In-silico based vaccine development: targeting nucleocapsid protein of SARS-CoV-2.

Abstract

SARS-CoV-2 is a highly contagious and virulent coronavirus that has triggered a pandemic of acute respiratory disease (COVID-19), endangering human health. In this study the goal was to develop a peptide based multi-epitope sub-unit vaccine against SARS-Cov-2 that would utilize the Nucleocapsid protein (N). Antigen was selected based on two primary criteria: (1) Protein antigenicity. (2) Protein Functionality. At first the structural Nucleocapsid protein (N) was selected through proteomic screening for analysis by using Vipr database.

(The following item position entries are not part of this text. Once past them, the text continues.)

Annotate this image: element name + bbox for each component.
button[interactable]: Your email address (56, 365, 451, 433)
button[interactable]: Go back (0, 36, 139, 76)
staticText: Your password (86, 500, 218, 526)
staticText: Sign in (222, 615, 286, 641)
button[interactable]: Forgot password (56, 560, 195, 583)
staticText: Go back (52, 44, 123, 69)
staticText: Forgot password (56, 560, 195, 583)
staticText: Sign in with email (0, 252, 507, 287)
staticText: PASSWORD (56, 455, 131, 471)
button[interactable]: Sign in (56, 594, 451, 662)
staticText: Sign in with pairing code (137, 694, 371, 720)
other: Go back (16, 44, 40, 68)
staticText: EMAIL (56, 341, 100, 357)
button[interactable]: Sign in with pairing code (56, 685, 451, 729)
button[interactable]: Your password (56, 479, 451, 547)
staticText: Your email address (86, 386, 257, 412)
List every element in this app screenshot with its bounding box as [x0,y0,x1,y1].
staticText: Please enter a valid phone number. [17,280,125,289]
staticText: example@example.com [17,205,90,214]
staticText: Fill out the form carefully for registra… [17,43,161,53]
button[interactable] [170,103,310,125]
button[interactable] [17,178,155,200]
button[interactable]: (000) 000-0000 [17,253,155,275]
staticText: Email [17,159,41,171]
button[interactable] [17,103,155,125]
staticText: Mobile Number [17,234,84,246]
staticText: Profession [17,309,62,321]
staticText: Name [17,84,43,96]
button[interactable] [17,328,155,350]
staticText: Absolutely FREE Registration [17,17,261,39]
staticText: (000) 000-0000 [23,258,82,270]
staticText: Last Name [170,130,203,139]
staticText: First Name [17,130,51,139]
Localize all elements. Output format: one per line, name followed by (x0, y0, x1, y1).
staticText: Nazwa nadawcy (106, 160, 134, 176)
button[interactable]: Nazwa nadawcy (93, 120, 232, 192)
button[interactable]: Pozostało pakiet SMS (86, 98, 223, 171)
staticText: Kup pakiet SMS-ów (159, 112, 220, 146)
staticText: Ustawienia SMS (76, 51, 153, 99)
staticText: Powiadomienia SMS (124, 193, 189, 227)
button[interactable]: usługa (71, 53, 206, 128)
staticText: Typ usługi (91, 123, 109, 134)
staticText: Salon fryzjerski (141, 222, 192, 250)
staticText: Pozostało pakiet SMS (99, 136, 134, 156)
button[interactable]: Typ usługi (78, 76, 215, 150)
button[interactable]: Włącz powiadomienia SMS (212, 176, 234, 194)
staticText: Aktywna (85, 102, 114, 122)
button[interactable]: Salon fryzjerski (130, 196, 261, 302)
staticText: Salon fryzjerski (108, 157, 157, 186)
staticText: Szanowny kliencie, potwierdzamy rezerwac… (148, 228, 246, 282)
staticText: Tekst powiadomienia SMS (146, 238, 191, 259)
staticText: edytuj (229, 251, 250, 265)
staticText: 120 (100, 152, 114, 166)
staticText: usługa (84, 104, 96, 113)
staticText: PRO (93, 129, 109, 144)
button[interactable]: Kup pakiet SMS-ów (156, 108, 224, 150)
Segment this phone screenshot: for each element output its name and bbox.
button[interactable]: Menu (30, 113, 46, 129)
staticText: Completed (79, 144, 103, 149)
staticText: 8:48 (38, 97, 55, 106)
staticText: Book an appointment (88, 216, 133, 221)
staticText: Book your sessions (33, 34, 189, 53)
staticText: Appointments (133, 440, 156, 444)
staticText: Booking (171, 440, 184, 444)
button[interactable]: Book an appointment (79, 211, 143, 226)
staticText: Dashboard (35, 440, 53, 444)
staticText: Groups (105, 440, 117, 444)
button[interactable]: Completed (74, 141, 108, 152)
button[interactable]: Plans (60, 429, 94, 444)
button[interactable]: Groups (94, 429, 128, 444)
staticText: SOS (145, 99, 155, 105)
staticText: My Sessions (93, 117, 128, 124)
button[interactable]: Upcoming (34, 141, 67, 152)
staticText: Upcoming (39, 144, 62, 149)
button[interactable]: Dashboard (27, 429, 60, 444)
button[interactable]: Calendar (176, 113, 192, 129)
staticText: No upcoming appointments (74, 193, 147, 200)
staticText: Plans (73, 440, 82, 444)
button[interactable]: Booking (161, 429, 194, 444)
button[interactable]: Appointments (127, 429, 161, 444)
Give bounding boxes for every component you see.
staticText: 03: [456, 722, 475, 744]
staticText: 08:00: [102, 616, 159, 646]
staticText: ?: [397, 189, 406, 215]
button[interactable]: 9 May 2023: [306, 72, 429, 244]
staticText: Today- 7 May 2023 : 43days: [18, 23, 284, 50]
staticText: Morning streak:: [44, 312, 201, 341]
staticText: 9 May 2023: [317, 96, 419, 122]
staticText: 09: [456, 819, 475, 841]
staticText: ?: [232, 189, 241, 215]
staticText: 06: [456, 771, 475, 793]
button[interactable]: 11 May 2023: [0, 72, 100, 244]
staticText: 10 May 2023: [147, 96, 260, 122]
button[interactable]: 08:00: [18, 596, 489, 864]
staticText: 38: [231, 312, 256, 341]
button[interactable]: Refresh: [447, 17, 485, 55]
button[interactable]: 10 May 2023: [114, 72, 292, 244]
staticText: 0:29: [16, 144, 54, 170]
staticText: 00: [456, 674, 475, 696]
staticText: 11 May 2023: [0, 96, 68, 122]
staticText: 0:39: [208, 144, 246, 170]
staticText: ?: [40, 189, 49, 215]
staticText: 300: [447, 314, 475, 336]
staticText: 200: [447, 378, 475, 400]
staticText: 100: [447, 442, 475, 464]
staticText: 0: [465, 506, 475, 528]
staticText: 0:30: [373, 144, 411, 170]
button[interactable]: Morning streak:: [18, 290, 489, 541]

Then Vaxijen 2.0 was used to test the antigenicity of our proteins at a minimal threshold of 0.5. This study used immunoinformatics approaches to discover B cell and T cell epitopes for SARS-CoV-2 Nucleocapsid protein (N), then estimated their antigenicity and corresponding relationships with human leukocyte antigen (HLA) alleles. All of the identified epitopes were then linked to the core antigen using the appropriate linkers to develop the vaccine formulation. Antigenicity of this developed vaccine was 0.5135. 11 B cell epitopes, 9 MHC class-I and 2 MHC class-II strong binding of Tcells epitopes were identified. Analyses of allergenicity, toxicity, and physicochemical properties confirmed the epitopes' specificity and selectivity. A PDB model of the final vaccine was created utilizing phyre2 server via homology modeling. From the biochemical analysis of PROTPARAM this research found that the vaccine and crude N protein had an aliphatic index of 48.47 and 52.53 respectively, while the unstability indexes are at 60.89 and 55.81 accordingly. Again, the vaccine construct's and crude N protein's Grand Average of Hydropathicity (GRAVY) values are -1.110 and -0.980 respectively. Then from Patchdock the best complex score of 18094 in the molecular docking algorithm based on shape complementarity principles under the area of 2671.30 square angstrom in the Atomic Contact Energy (ACE) of 464.89 was selected. An in-silico simulation study was conducted utilizing the C-immsim server to further verify the credibility of this vaccine's effectiveness, and as the result was unstable so addition of chaperones can help to stabilize the vaccine.